CARTAGENA, Colombia – Cartagena became Colombia’s “City of Peace” on Sunday, as several Latin American presidents and other dignitaries are arriving in the city to witness the historical peace deal signing on Monday, which will mark an end to the over 50-year long conflict with the Revolutionary Armed Forces of Colombia (FARC) guerrilla group.
The president of Colombia Juan Manuel Santos, who will host the ceremony, said on Sunday that Cartagena, on the northern coast of Colombia, will be known as the “City of Peace” as well, because it is the place where the most important peace agreement in the history of the country will be signed.
The agreement will be signed Monday evening in the Julio Cesar Turbay Ayala Convention Center by Santos and FARC’s top leader, Rodrigo Londońo Echeverri, alias “Timoshenko.”
The two leaders had previously met twice throughout the nearly-four-year-long negotiation process held in Havana, and will meet for the third time on Monday.

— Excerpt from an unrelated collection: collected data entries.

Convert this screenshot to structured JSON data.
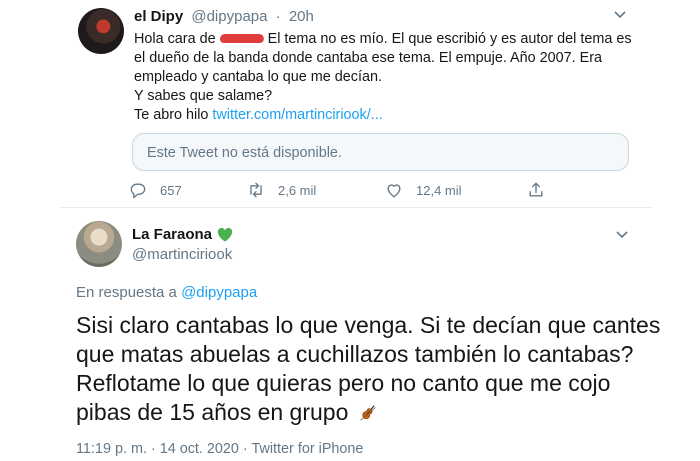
{
  "tweet1": {
    "author_name": "el Dipy",
    "author_handle": "@dipypapa",
    "separator": "·",
    "time": "20h",
    "lines": {
      "l1_before": "Hola cara de",
      "l1_after": " El tema no es mío.  El que escribió y es autor del tema es",
      "l2": "el dueño de la banda donde cantaba ese tema. El empuje. Año 2007. Era",
      "l3": "empleado y cantaba lo que me decían.",
      "l4": "Y sabes que salame?",
      "l5_before": "Te abro hilo ",
      "l5_link": "twitter.com/martinciriook/..."
    },
    "quoted_unavailable": "Este Tweet no está disponible.",
    "replies": "657",
    "retweets": "2,6 mil",
    "likes": "12,4 mil"
  },
  "tweet2": {
    "author_name": "La Faraona",
    "author_handle": "@martinciriook",
    "reply_prefix": "En respuesta a ",
    "reply_handle": "@dipypapa",
    "body": [
      "Sisi claro cantabas lo que venga. Si te decían que cantes",
      "que matas abuelas a cuchillazos también lo cantabas?",
      "Reflotame lo que quieras pero no canto que me cojo",
      "pibas de 15 años en grupo"
    ],
    "footer": "11:19 p. m. · 14 oct. 2020 · Twitter for iPhone"
  },
  "colors": {
    "link": "#1da1f2",
    "muted": "#657786",
    "text": "#14171a",
    "heart": "#4caf50",
    "redaction": "#e03c3c"
  }
}
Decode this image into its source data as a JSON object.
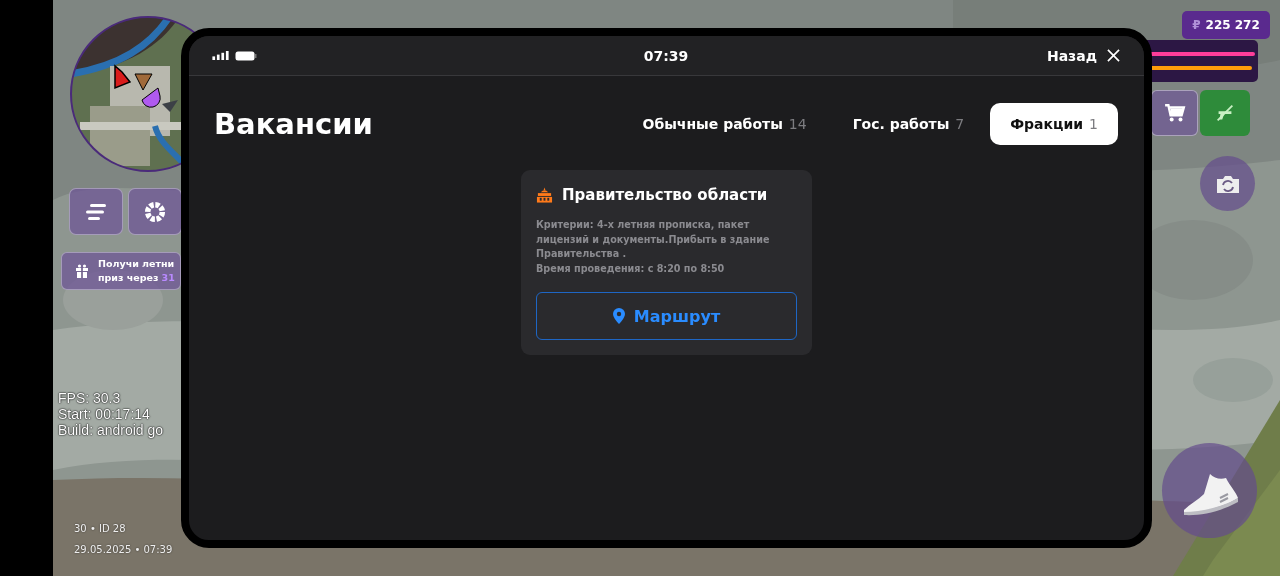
{
  "hud": {
    "gift_banner": {
      "line_1": "Получи летни",
      "line_2": "приз через",
      "highlight": "31"
    },
    "debug": [
      "FPS: 30.3",
      "Start: 00:17:14",
      "Build: android go"
    ],
    "footer": [
      "30 • ID 28",
      "29.05.2025 • 07:39"
    ],
    "money": {
      "currency": "₽",
      "amount": "225 272"
    },
    "bars": [
      {
        "color": "#ff3d9a",
        "level": 0.97
      },
      {
        "color": "#ff9d0a",
        "level": 0.95
      }
    ]
  },
  "phone": {
    "status_bar": {
      "time": "07:39",
      "back": "Назад"
    },
    "title": "Вакансии",
    "tabs": [
      {
        "label": "Обычные работы",
        "count": "14",
        "selected": false
      },
      {
        "label": "Гос. работы",
        "count": "7",
        "selected": false
      },
      {
        "label": "Фракции",
        "count": "1",
        "selected": true
      }
    ],
    "cards": [
      {
        "title": "Правительство области",
        "criteria": "Критерии:  4-х летняя прописка, пакет лицензий и документы.Прибыть в здание Правительства .",
        "schedule": "Время проведения: с 8:20 по 8:50",
        "button": "Маршрут"
      }
    ]
  }
}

To celebrate the peace signing, leaders from around the world have arrived in Cartagena, among others, Cuban President Raul Castro, whose country hosted the peace talks.
Cuba is also the guarantor of the negotiation process alongside Norway.
Dressed in a white guayabera shirt, Castro greeted reporters as he arrived at the airport without making any comments to the press, while the President of El Salvador, Salvador Sanchez Ceren, said that Colombia, with the signing of the peace agreement, gives the world hope.
U.S. Secretary of State John Kerry and UN Secretary General Ban Ki-moon will also attend the peace signing ceremony.
Apart from Colombian President Juan Manuel Santos and FARC top leader “Timochenko,” Ban will also deliver a speech at the ceremony, to begin at 8:00 a.m. local time (1300 GMT) and to be attended by some 2,500 guests.
The city of Cartagena is on high alert with the deployment of 2,700 members of the Armed Forces and Police and the access to the Convention Center has been restricted.